Pembentukan APVI merupakan tindak lanjut dari kegiatan Pelatihan Viktimologi Indonesia, di mana Dr. Angkasa, S.H., M.Hum selaku Dekan Fakultas Hukum Universitas Jenderal Unsoed (periode tahun 2012-2016) pada tahun 2016 menyelenggarakan dua agenda kegiatan di Fakultas Hukum Unsoed, yakni Pelatihan Viktimologi Indonesia (18-20 September 2016) dan International Conference on Victimology and Victims Assistance in Indonesia (20 – 22 September 2016).  Pelatihan Viktimologi Indonesia (PVI) diikuti oleh 72 (tujuh puluh dua) dosen sebagai peserta dari berbagai perguruan tinggi di Indonesia.
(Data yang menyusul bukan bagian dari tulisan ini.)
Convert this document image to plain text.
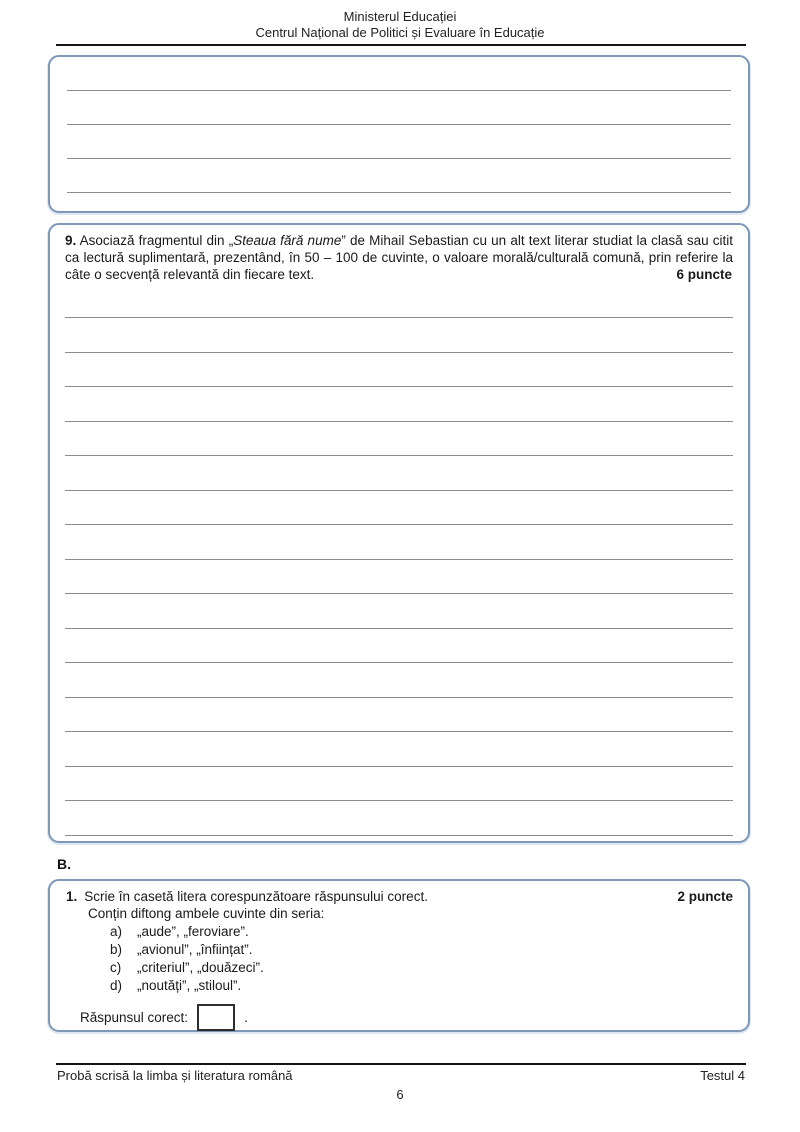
Ministerul Educației
Centrul Național de Politici și Evaluare în Educație

9. Asociază fragmentul din „Steaua fără nume” de Mihail Sebastian cu un alt text literar studiat la clasă sau citit ca lectură suplimentară, prezentând, în 50 – 100 de cuvinte, o valoare morală/culturală comună, prin referire la câte o secvență relevantă din fiecare text.	6 puncte

B.
1. Scrie în casetă litera corespunzătoare răspunsului corect.	2 puncte
Conțin diftong ambele cuvinte din seria:
a)	„aude”, „feroviare”.
b)	„avionul”, „înființat”.
c)	„criteriul”, „douăzeci”.
d)	„noutăți”, „stiloul”.
Răspunsul corect:	.
Probă scrisă la limba și literatura română	Testul 4
6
Pemateri PVI diisi oleh para pemateri yang berkompeten di bidang Viktimologi, yang terdiri dari  pemateri dalam negeri dan luar negeri. Pemateri dalam negeri, antara lain:

  1.  Prof. Fachri Bey, S.H., M.M., Ph.D (Fakultas Hukum Universitas Indonesia);
  2.  Prof. Dr. M. Arief Amrullah, S.H., M.Hum (Fakultas Hukum Universitas Jember);
  3. Dr. Angkasa, S.H., M.Hum (Fakultas Hukum Universitas Jenderal Soedirman);
  4. Heru Susetyo, S.H., LL.M., M.Si., Ph.D (Fakultas Hukum Universitas Indonesia);
  5.  Dr. Elfine Lebrine Sahetapy, S.H., LL.M (Fakultas Hukum Universitas Surabaya)
  6. Dr. Nur Rochaeti, S.H., M.Hum (Fakultas Hukum Universitas Diponegoro); dan
  7.  Abdul Haris Samendawai, S.H., LL.M (Ketua Lembaga Perlindungan Saksi dan Korban)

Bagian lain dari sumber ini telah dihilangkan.